Utter fucking disaster.
“I don’t want to fucking leave. I don’t want to argue. I don’t want to hate myself. I don’t want to blame you. I’m tired of being angry at them, but damn them and…damn you, Cecelia, you were never supposed to know them, you were never,” his face twists with fury as my heart seizes, “you were…” He jerks me to stand, pulling me against him, anger rolling off his frame, anguish in his eyes.
“Yours. I was always supposed to be yours,” I say as he nods and crushes me with his kiss.
“Tell me about her,” I say as Tobias folds his hands over my stomach, peering up at me. He’s gloriously naked, his beautiful ass in full view behind him. Even with his declaration in the garden that we can never be, he’s prolonged that decision. Since then, we’ve spent our day christening the house in new memories; talking, eating, playing chess, swimming, and alternating between fucking and making love. We’re both in denial, refusing to deal with the inevitable.
“Please, I want to know.”
“She was…beautiful, funny, full of life. Headstrong and strict when she needed to be but surprisingly gentle. She loved her wine and taught me to cook. She was such a good cook. In the kitchen is where we spent most of our time together. She could always make me laugh, no matter what mood I was in. She was my best friend…my everything.”
“And your stepfather?”
“Beau was my father.”
“Okay. Don’t suppose he was moody?”
This earns me a look that has me laughing.
“I have to be just as cunning,” he defends without apology, “just as ruthless, and you know why.”
“Are you saying there’s some sort of charming flip personality? Do let me see it.”
He slaps the side of my ass and I yelp. I swear my heart stops when he smiles at me.
“Jesus, Frenchman. I think I’ve broken you.”
He exhales and drops his head on my chest. “I’m human, Cecelia. I didn’t start this with intent to be…the way I have to be. I have to know a criminal mind to think like one. I have to command respect, loyalty.”
“Well, you seem to have succeeded there.”
“There’s no other way to go about it. But that’s not why I’m in this. I don’t need power. It’s a necessity. And I didn’t go into this looking to get rich. That’s also a necessity, the cost of the ante. I’m just as disgusted by some of the human products of money and power as you are, but it has to be a fair fight in order for there to be a fight.”
I swallow. “I know.”
“I’ve kept a lot of secrets in my life, easily, and without a second thought, but with my mother, it was damned near impossible to lie to her. She had this tone she used, and it worked like a truth serum on me. Within minutes she could get me to break. I thank God she’s the only one. And sometimes I’m grateful that she’s not here anymore to get the confessions out of me. Because I’m not sure she would want to claim me as her son if I was honest with her about the things I’ve done.”

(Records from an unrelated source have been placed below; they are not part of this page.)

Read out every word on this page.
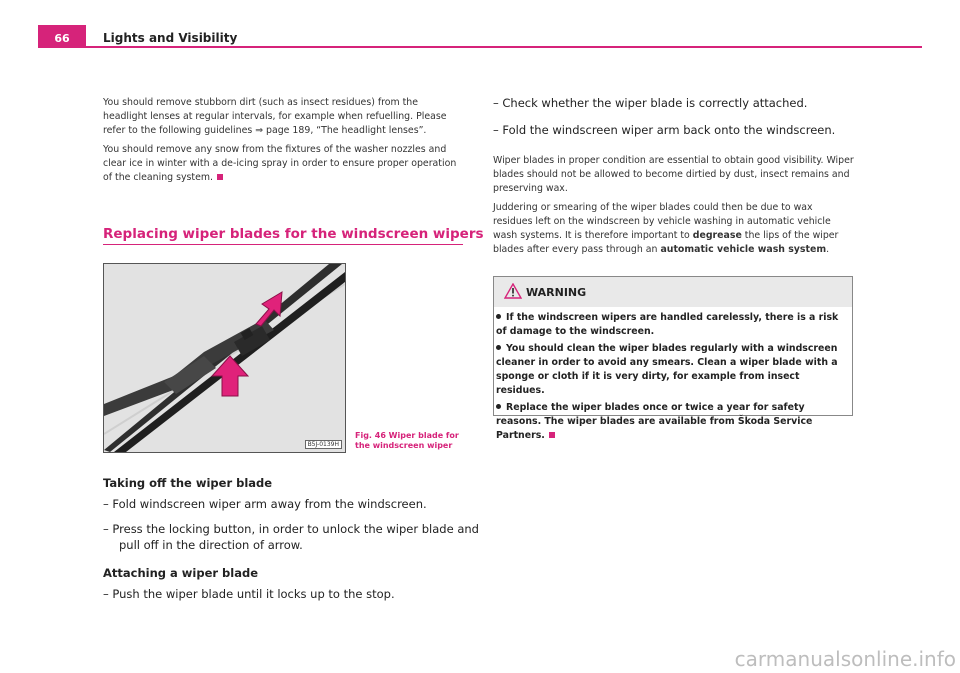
66	Lights and Visibility

You should remove stubborn dirt (such as insect residues) from the headlight lenses at regular intervals, for example when refuelling. Please refer to the following guidelines ⇒ page 189, “The headlight lenses”.

You should remove any snow from the fixtures of the washer nozzles and clear ice in winter with a de-icing spray in order to ensure proper operation of the cleaning system.

Replacing wiper blades for the windscreen wipers
B5J-0139H
Fig. 46 Wiper blade for
the windscreen wiper
Taking off the wiper blade

– Fold windscreen wiper arm away from the windscreen.

– Press the locking button, in order to unlock the wiper blade and pull off in the direction of arrow.

Attaching a wiper blade

– Push the wiper blade until it locks up to the stop.

– Check whether the wiper blade is correctly attached.

– Fold the windscreen wiper arm back onto the windscreen.

Wiper blades in proper condition are essential to obtain good visibility. Wiper blades should not be allowed to become dirtied by dust, insect remains and preserving wax.

Juddering or smearing of the wiper blades could then be due to wax residues left on the windscreen by vehicle washing in automatic vehicle wash systems. It is therefore important to degrease the lips of the wiper blades after every pass through an automatic vehicle wash system.

WARNING

If the windscreen wipers are handled carelessly, there is a risk of damage to the windscreen.

You should clean the wiper blades regularly with a windscreen cleaner in order to avoid any smears. Clean a wiper blade with a sponge or cloth if it is very dirty, for example from insect residues.

Replace the wiper blades once or twice a year for safety reasons. The wiper blades are available from Škoda Service Partners.

carmanualsonline.info
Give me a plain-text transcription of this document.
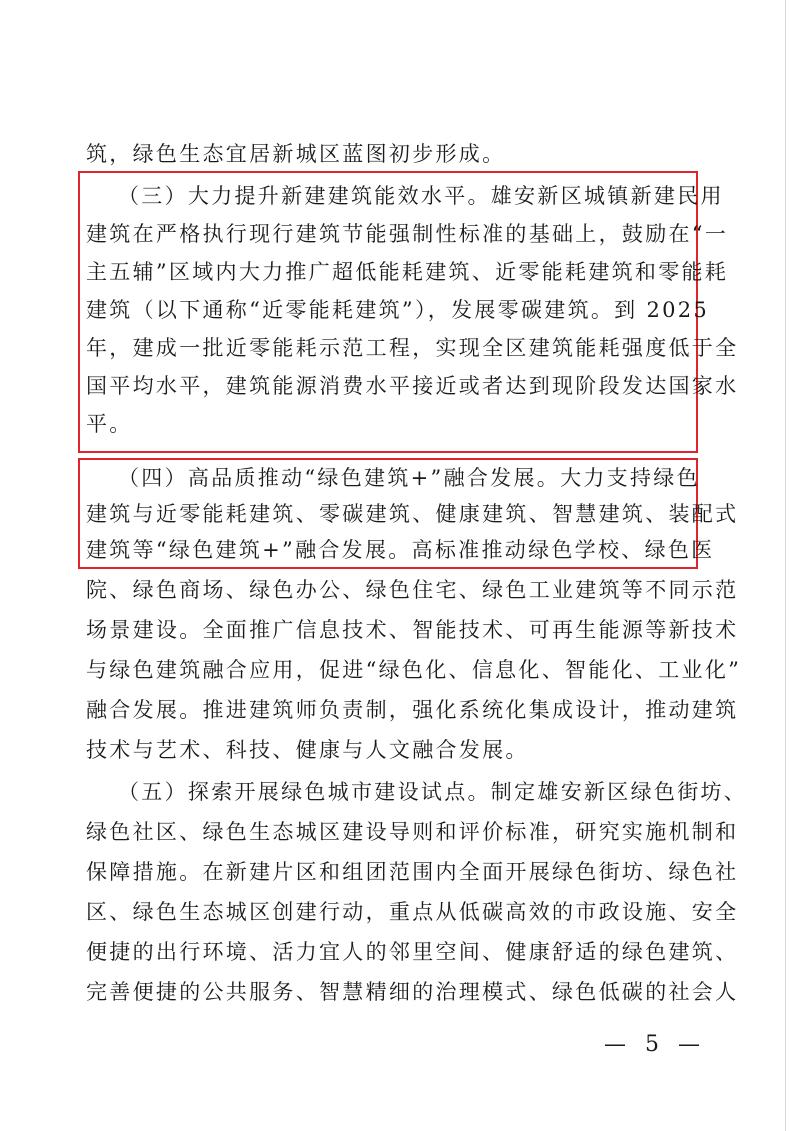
筑，绿色生态宜居新城区蓝图初步形成。
（三）大力提升新建建筑能效水平。雄安新区城镇新建民用
建筑在严格执行现行建筑节能强制性标准的基础上，鼓励在“一
主五辅”区域内大力推广超低能耗建筑、近零能耗建筑和零能耗
建筑（以下通称“近零能耗建筑”），发展零碳建筑。到 2025
年，建成一批近零能耗示范工程，实现全区建筑能耗强度低于全
国平均水平，建筑能源消费水平接近或者达到现阶段发达国家水
平。
（四）高品质推动“绿色建筑+”融合发展。大力支持绿色
建筑与近零能耗建筑、零碳建筑、健康建筑、智慧建筑、装配式
建筑等“绿色建筑+”融合发展。高标准推动绿色学校、绿色医
院、绿色商场、绿色办公、绿色住宅、绿色工业建筑等不同示范
场景建设。全面推广信息技术、智能技术、可再生能源等新技术
与绿色建筑融合应用，促进“绿色化、信息化、智能化、工业化”
融合发展。推进建筑师负责制，强化系统化集成设计，推动建筑
技术与艺术、科技、健康与人文融合发展。
（五）探索开展绿色城市建设试点。制定雄安新区绿色街坊、
绿色社区、绿色生态城区建设导则和评价标准，研究实施机制和
保障措施。在新建片区和组团范围内全面开展绿色街坊、绿色社
区、绿色生态城区创建行动，重点从低碳高效的市政设施、安全
便捷的出行环境、活力宜人的邻里空间、健康舒适的绿色建筑、
完善便捷的公共服务、智慧精细的治理模式、绿色低碳的社会人
— 5 —
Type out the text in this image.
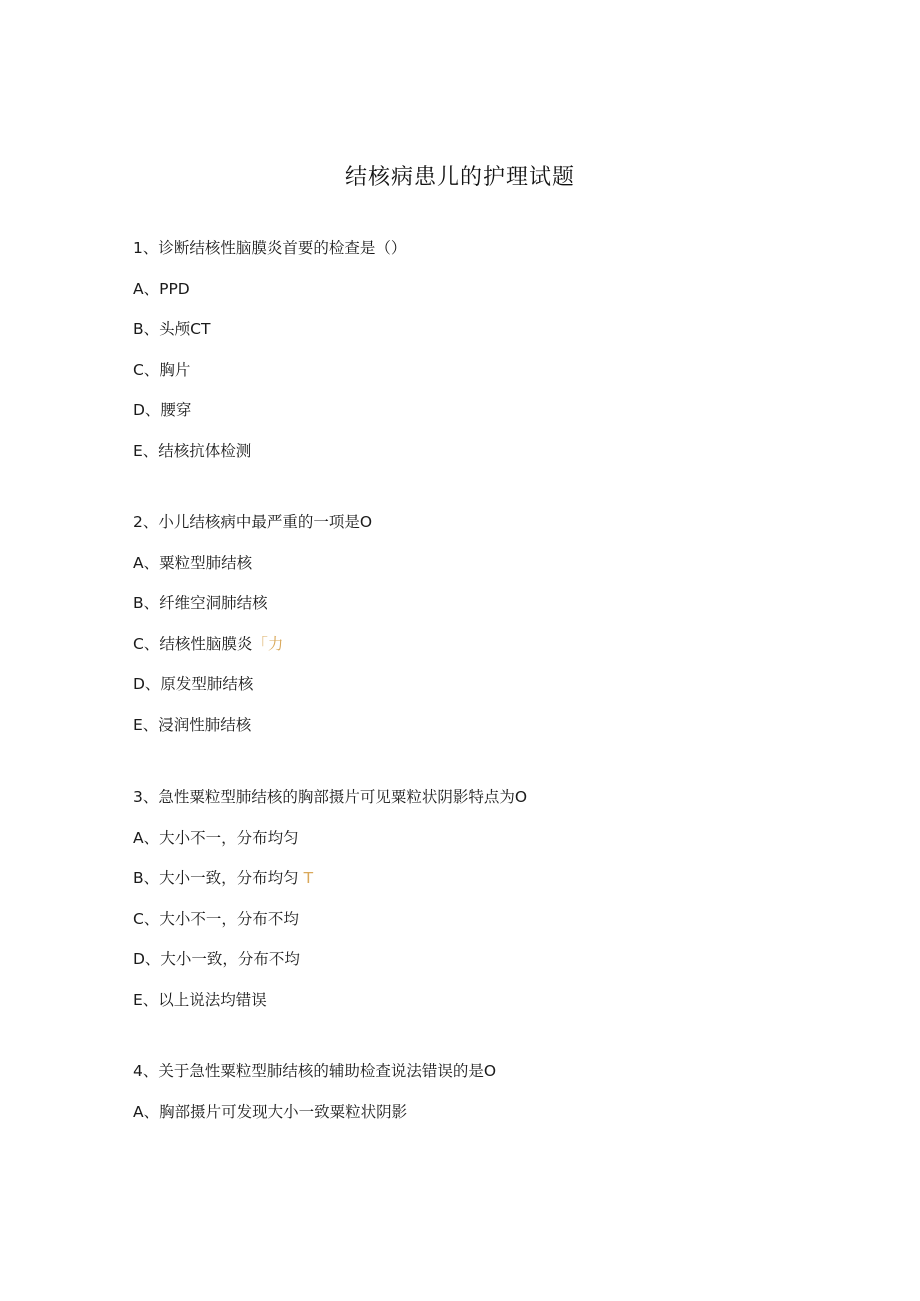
结核病患儿的护理试题
1、诊断结核性脑膜炎首要的检查是（）
A、PPD
B、头颅CT
C、胸片
D、腰穿
E、结核抗体检测
2、小儿结核病中最严重的一项是O
A、粟粒型肺结核
B、纤维空洞肺结核
C、结核性脑膜炎「力
D、原发型肺结核
E、浸润性肺结核
3、急性粟粒型肺结核的胸部摄片可见粟粒状阴影特点为O
A、大小不一，分布均匀
B、大小一致，分布均匀 T
C、大小不一，分布不均
D、大小一致，分布不均
E、以上说法均错误
4、关于急性粟粒型肺结核的辅助检查说法错误的是O
A、胸部摄片可发现大小一致粟粒状阴影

His eyes flit with emotion before they gloss over in thought.
“My mother swore my real father was a horrible man, but I think, maybe, he was just misunderstood.”
“Why do you say that?”
“I have a feeling.”
“Or a secret?”
“A feeling,” he insists.
“Well, look at us,” I pipe up, “with our Daddy issues.”
“At least I had a man willing to step in where he failed.” He runs a hand down my abdomen, eyes lowered, nostrils flaring. He’s angry for me.
“I’m okay,” I say, running my fingers along his jaw and over his shoulders. “I really am okay. It’s time to suck it up and move on. But not one of my thousand dreams will include him.”
“You think you are okay, but the truth is, that’s a blow you’ll feel in some degree for the rest of your life.” His eyes flame. “I’ve never wanted to kill a man in cold blood as much as I did him yesterday.”
“You don’t ever have to be that guy.”
“I will take him down, Cecelia.” It’s a promise. Probably the only one he will ever be able to make me.
“You don’t have to do that, either.” His gaze goes from rolling embers to accusatory within the same second.
“I didn’t mean it like that. Tobias,” he lifts, and I force his eyes back to mine. “I didn’t mean it like that. I’m not condoning what you’re doing either, but I’m not going to try and talk you out of it. I would never ask you to.”